Since 2001, the amount of lobbying by the for-profit prison industry has skyrocketed.

Corrections Corporation of America bumped its lobbying expenditures more than sevenfold between 2001 and 2005, from $470,000 to nearly $3.4 million. The GEO Group increased federal lobbying spending from $120,000 in 2004 to $660,000 in 2010.

Corrections Corporation of America's Owen wrote in a statement to HuffPost that the company's lobbying efforts are "exclusively dedicated to educating decision makers and have escalated as the company's presence has continued to expand nationally into more than half of all states and a dozen municipalities. ... The goals of our lobbying efforts have not changed over the years or as a result of 9/11."

A spokesman for the GEO Group said the company declined to comment.

National Public Radio further documented the connections between immigration policy and the private prison industry in a piece last fall, noting that representatives of Corrections Corporation of America were present during the drafting of Arizona's controversial immigration law, which gave law enforcement officers wide discretion to determine a person's legal status as a citizen during routine traffic stops or arrests.

A spokesman for Corrections Corporation of America said the company disputes the NPR piece, and has a policy "not to engage in legislation involving crime or sentencing policies."

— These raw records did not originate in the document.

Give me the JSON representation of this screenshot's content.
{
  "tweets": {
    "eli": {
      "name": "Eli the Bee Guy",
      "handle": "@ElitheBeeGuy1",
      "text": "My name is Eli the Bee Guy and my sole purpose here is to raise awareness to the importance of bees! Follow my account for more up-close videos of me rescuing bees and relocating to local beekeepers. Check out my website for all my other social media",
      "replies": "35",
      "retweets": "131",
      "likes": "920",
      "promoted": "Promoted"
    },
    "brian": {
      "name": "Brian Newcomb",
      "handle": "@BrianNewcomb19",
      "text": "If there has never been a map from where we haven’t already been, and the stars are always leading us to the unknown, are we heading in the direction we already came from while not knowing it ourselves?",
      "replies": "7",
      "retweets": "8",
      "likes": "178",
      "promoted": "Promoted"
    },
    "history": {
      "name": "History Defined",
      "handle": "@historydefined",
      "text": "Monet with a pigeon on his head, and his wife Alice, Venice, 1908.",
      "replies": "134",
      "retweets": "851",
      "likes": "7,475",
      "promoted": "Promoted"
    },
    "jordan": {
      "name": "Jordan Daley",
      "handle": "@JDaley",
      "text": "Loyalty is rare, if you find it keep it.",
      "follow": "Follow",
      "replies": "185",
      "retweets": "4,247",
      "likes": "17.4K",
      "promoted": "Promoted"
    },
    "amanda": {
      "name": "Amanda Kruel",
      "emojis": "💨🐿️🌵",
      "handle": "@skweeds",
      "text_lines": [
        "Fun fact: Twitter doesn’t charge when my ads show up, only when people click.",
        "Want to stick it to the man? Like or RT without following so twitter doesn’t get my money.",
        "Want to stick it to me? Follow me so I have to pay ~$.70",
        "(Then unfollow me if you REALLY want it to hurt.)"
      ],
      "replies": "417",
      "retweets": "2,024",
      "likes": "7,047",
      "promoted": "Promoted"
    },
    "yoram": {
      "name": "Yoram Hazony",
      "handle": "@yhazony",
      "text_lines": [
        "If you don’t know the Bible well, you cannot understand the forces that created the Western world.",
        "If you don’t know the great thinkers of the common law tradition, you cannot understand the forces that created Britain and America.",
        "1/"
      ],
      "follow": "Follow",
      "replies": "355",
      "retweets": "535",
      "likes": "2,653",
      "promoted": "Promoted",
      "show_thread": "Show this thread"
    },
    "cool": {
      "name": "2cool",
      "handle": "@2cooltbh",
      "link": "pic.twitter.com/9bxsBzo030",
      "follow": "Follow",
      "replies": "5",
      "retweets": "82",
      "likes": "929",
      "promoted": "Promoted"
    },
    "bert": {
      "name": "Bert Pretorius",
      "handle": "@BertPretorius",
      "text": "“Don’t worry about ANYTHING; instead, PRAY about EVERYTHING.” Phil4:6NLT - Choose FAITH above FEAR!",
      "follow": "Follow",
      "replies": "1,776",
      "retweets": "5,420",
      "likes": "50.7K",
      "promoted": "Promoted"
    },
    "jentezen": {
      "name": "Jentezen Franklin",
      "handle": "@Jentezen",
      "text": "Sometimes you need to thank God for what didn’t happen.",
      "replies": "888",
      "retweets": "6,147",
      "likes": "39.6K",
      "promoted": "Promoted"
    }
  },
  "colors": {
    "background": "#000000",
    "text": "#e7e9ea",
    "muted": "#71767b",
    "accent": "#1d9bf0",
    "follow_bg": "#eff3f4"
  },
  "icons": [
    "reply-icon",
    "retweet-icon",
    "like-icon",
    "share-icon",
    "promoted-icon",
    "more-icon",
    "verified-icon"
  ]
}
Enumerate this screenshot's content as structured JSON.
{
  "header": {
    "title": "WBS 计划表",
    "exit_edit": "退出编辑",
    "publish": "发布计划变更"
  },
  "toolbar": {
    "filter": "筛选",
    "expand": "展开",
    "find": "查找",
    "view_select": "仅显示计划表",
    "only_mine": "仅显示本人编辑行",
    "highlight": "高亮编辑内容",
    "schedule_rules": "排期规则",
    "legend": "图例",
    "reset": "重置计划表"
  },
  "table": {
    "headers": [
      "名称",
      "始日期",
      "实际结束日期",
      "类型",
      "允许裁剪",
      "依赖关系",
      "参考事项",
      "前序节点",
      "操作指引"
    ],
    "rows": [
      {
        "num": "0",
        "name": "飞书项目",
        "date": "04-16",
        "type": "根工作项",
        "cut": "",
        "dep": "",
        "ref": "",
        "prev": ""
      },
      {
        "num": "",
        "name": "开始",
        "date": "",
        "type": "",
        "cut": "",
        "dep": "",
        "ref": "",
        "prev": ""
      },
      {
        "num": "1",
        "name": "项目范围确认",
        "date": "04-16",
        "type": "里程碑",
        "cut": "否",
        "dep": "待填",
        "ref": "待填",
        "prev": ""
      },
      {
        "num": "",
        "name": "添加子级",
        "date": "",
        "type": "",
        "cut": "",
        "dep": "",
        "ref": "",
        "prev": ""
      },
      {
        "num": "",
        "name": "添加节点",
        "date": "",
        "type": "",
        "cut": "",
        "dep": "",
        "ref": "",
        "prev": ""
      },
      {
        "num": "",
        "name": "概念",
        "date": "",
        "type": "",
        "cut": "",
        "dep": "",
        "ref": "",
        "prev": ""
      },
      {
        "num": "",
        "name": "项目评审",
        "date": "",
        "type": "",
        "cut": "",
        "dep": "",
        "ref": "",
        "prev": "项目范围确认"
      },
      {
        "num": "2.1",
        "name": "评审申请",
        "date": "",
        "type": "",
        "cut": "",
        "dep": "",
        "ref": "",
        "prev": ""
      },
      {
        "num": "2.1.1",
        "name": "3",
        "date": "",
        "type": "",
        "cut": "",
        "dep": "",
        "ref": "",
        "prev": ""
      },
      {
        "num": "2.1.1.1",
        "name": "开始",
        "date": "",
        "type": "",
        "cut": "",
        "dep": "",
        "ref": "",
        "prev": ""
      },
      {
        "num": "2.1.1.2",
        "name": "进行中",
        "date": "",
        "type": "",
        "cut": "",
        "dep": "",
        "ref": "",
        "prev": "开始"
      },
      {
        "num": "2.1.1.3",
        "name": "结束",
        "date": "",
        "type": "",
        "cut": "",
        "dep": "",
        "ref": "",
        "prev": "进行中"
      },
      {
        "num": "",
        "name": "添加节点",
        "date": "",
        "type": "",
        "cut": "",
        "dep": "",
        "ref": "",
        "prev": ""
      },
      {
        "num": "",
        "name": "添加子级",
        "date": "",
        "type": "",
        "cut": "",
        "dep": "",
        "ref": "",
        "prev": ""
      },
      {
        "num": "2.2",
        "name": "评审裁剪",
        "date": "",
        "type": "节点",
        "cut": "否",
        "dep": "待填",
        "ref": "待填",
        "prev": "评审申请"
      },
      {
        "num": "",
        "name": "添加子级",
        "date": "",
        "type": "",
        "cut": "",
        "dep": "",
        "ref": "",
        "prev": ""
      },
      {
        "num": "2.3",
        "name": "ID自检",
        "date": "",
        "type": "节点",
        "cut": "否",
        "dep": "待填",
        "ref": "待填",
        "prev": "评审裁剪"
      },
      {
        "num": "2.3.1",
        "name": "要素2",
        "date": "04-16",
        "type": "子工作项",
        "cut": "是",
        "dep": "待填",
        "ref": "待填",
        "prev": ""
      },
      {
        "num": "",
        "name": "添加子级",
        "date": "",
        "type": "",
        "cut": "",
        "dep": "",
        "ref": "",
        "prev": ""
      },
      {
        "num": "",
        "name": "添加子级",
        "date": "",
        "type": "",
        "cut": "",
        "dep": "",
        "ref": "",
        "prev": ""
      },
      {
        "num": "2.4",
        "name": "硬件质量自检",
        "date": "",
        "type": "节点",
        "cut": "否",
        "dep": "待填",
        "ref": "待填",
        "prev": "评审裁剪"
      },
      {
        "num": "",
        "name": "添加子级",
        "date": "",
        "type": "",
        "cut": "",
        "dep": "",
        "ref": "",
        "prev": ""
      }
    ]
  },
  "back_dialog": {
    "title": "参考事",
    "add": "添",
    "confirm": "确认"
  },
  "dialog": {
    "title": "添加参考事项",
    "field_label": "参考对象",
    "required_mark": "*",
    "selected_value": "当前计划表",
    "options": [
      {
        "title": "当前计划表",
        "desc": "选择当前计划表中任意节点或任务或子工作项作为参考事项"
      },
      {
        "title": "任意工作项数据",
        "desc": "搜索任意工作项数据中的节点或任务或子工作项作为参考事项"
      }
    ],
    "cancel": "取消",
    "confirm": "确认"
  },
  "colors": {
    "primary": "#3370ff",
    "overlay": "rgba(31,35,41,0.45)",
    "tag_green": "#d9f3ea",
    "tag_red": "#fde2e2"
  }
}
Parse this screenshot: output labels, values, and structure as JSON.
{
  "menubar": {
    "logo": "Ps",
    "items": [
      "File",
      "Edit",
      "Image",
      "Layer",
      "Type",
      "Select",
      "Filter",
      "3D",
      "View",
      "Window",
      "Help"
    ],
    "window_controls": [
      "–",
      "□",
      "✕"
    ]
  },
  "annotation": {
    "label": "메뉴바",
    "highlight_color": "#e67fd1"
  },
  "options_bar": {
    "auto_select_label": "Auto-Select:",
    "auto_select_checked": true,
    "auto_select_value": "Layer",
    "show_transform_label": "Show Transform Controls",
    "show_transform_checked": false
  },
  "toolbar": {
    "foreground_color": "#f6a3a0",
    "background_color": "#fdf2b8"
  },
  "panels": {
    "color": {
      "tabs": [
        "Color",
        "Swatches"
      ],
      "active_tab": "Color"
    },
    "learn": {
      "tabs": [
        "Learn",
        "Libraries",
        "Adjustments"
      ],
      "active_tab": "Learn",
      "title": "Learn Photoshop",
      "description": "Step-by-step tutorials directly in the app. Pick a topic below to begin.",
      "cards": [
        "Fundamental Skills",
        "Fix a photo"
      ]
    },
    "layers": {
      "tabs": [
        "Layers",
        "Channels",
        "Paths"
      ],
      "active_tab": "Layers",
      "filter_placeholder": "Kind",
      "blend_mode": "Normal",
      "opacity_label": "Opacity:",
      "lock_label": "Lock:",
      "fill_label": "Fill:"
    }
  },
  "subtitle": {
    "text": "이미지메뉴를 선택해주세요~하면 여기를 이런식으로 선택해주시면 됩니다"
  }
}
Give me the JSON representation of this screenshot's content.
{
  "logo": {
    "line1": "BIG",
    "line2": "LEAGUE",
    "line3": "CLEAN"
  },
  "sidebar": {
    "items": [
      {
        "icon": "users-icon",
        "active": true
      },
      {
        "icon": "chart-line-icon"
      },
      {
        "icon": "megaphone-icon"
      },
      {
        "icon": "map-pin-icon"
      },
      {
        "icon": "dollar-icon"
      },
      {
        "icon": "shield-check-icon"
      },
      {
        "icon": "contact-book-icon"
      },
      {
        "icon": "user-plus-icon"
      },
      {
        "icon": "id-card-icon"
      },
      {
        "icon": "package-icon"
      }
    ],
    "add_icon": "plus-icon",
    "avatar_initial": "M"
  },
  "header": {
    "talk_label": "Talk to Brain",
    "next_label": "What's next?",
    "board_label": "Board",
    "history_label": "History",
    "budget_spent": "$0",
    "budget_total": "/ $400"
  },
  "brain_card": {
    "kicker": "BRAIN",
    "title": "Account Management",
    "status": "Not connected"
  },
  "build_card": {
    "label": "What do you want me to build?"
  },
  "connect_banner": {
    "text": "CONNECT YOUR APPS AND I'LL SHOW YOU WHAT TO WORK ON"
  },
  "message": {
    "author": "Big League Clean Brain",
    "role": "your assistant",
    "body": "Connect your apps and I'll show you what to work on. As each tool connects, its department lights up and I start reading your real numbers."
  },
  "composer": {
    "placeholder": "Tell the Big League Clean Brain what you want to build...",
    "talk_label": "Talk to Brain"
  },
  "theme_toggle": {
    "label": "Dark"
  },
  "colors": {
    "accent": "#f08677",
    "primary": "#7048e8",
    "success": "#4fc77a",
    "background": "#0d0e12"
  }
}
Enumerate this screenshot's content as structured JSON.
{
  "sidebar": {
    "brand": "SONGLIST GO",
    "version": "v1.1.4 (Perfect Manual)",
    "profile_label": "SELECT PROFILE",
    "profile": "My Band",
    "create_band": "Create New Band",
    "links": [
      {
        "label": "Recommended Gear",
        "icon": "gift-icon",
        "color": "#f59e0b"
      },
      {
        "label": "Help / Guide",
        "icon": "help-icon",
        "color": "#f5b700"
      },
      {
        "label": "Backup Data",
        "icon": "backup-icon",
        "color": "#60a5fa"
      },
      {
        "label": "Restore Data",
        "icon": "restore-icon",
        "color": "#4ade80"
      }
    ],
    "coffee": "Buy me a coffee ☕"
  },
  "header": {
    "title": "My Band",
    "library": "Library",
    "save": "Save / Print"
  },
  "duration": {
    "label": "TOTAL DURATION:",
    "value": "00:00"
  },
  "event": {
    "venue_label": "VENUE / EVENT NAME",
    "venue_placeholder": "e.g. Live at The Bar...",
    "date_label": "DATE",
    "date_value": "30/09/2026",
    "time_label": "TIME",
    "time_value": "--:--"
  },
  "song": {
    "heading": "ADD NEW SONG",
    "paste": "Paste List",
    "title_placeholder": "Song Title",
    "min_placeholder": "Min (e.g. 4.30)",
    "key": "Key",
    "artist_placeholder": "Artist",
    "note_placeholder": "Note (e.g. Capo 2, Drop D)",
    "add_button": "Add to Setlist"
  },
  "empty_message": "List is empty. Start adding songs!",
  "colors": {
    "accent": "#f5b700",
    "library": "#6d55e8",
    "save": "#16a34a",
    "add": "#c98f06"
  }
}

With the Obama administration’s continued focus on immigration enforcement through the Secure Communities program, observers have questioned whether the detention system’s expansion is likely to slow any time soon.

"By and large it’s very difficult for people to stand up and say, 'We're spending too much money on something that's harming people's lives, and really isn't making us that much safer,'" said Bob Libal, a senior organizer with Grassroots Leadership, an advocacy group that has followed the rise of for-profit prisons and the detention system. "You're defined as being against homeland security somehow."

The article was updated to reflect Corrections Corporation of America's disagreement with an NPR piece linking the company to the drafting of Arizona's immigration law.